A photo of a large old piece of masonry with markings and faded writing on it
A photo of a bench mark found on Thomond Bridge
Thursday, 24 April 2025

A new project led by a University of Limerick researcher aims to locate, record and move towards the preservation of an ‘important heritage relic’ from nineteenth-century Ireland for the very first time. 

Dr Catherine Porter, Associate Professor in Geography at UL’s School of History and Geography, is the lead researcher of ‘Locating Bench Marks, Preserving Heritage: A Community Initiative to Record County Limerick’s Ordnance Survey Heritage’.

The research project aims to identify, record and archive Ordnance Survey (OS) ‘bench marks’: measuring points first carved into Ireland’s built environment – typically on buildings, bridges or walls – between 1839 and 1843.

“Bench marks, often referred to as ‘crow’s feet’ or ‘sapper’s marks’, were chiselled into Ireland’s landscape by the Ordnance Survey as part of a project to record height above mean sea level across the island. An important tangible heritage relic of the survey, that informs debates on contested heritage in Ireland, many have been destroyed or lost over the years due to demolition, development and environmental change,” explained Dr Porter.

While bench marks are a lesser-known legacy of the OS in Ireland compared to trigonometric pillars, or the early maps, and have since been replaced by more modern forms of measurement, the importance of their preservation cannot be understated. Indeed, almost 200 years on bench marks are a tangible legacy of a groundbreaking project that became a model for later mapping ventures elsewhere in the world.

Due to a lack of awareness and regard for this important form of heritage, bench marks are not afforded protected status in Ireland; and with no official statistics around their number or locations currently, Dr Porter says there is now an urgent need to raise awareness around their identification and preservation.

“For Great Britain, we have a good record of bench marks across the landscape, but for Ireland, we don’t know how many bench marks still exist; in fact, we don’t know how many were made. This project aims to change this by quantifying the loss of this significant cultural heritage,” said Dr Porter.

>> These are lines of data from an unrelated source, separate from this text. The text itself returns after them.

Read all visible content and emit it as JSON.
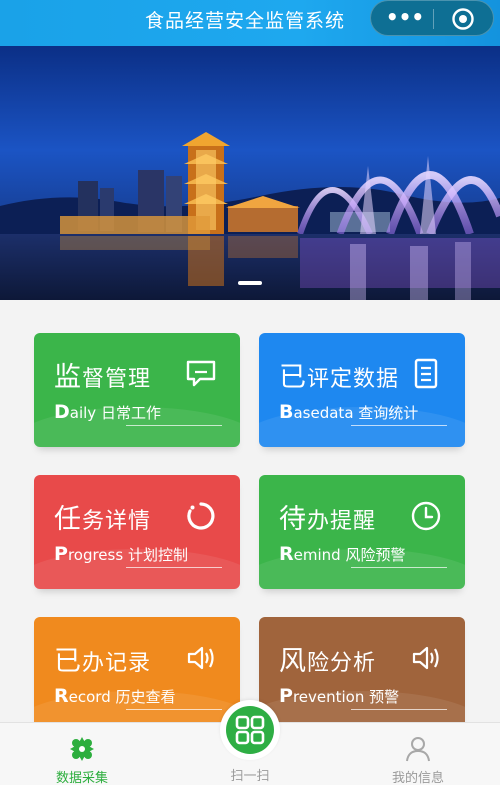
{
  "header": {
    "title": "食品经营安全监管系统",
    "more_icon": "more-dots-icon",
    "close_icon": "target-circle-icon"
  },
  "banner": {
    "image": "city-night-fountain-banner",
    "indicator_count": 1
  },
  "tiles": [
    {
      "title_first": "监",
      "title_rest": "督管理",
      "sub_cap": "D",
      "sub_rest": "aily 日常工作",
      "icon": "chat-bubble-icon",
      "color": "#3bb54a"
    },
    {
      "title_first": "已",
      "title_rest": "评定数据",
      "sub_cap": "B",
      "sub_rest": "asedata 查询统计",
      "icon": "document-list-icon",
      "color": "#1e88f0"
    },
    {
      "title_first": "任",
      "title_rest": "务详情",
      "sub_cap": "P",
      "sub_rest": "rogress 计划控制",
      "icon": "loading-arc-icon",
      "color": "#e84a4a"
    },
    {
      "title_first": "待",
      "title_rest": "办提醒",
      "sub_cap": "R",
      "sub_rest": "emind 风险预警",
      "icon": "clock-icon",
      "color": "#3bb54a"
    },
    {
      "title_first": "已",
      "title_rest": "办记录",
      "sub_cap": "R",
      "sub_rest": "ecord 历史查看",
      "icon": "speaker-icon",
      "color": "#f08a1e"
    },
    {
      "title_first": "风",
      "title_rest": "险分析",
      "sub_cap": "P",
      "sub_rest": "revention 预警",
      "icon": "speaker-icon",
      "color": "#a0643c"
    }
  ],
  "tabbar": {
    "tabs": [
      {
        "label": "数据采集",
        "icon": "data-collect-icon",
        "active": true
      },
      {
        "label": "扫一扫",
        "icon": "scan-grid-icon",
        "active": false
      },
      {
        "label": "我的信息",
        "icon": "user-icon",
        "active": false
      }
    ]
  },
  "colors": {
    "header": "#1ea8ef",
    "active_tab": "#2dae3e",
    "inactive_tab": "#9a9a9a"
  }
}
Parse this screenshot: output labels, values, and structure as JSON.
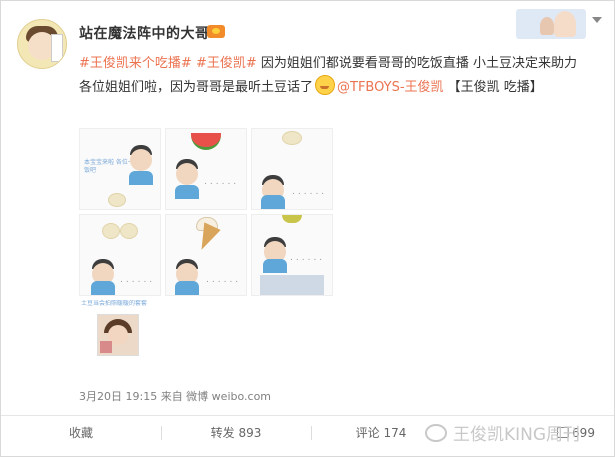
{
  "post": {
    "username": "站在魔法阵中的大哥",
    "text_parts": {
      "tag1": "#王俊凯来个吃播#",
      "tag2": "#王俊凯#",
      "body1": " 因为姐姐们都说要看哥哥的吃饭直播 小土豆决定来助力各位姐姐们啦，因为哥哥是最听土豆话了",
      "mention": "@TFBOYS-王俊凯",
      "link": " 【王俊凯 吃播】"
    },
    "meta": "3月20日 19:15 来自 微博 weibo.com"
  },
  "thumbs": {
    "t1_caption": "本宝宝来啦 各位一起吃个饭吧",
    "t9_caption": "土豆当会拍照暖暖的套套",
    "dots": "......"
  },
  "footer": {
    "favorite": "收藏",
    "repost": "转发 893",
    "comment": "评论 174",
    "like": "699",
    "watermark": "王俊凯KING周刊"
  },
  "colors": {
    "link": "#eb7350"
  }
}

Supported through funding by The Heritage Council and the Faculty of Arts, Humanities and Social Sciences at UL, this digital heritage project, based in County Limerick, will have a strong community focus. Encouraged by similar efforts to record bench marks across the UK – where ‘bench mark bagging’ has been hailed as the new ‘geo-caching’ – the project aims to raise awareness of the significance of these heritage assets by harnessing community participation to locate and photograph them.

“It is our hope that through raised awareness we might move towards a greater recognition, preservation and protection of bench marks before they are lost forever. There are some avid bench mark hobbyists in Ireland, and we want to draw on their interest and that of other community groups,” added Dr Porter. 

The project will use state-of-the-art digital technology to engage communities in identifying and recording the bench marks in County Limerick, and preserve these in a digital bench mark archive through Digital Repository Ireland. It is hoped that this Limerick-focused project may inform future, broader research in the area, potentially on a national scale.

The project follows the recent success of the digital humanities project, OS200, which, between 2021 and 2024, gathered historic Ordnance Survey maps and texts from the early nineteenth-century – previously held in disparate archives – to form a freely accessibly, digital resource for academics and members of the public to use.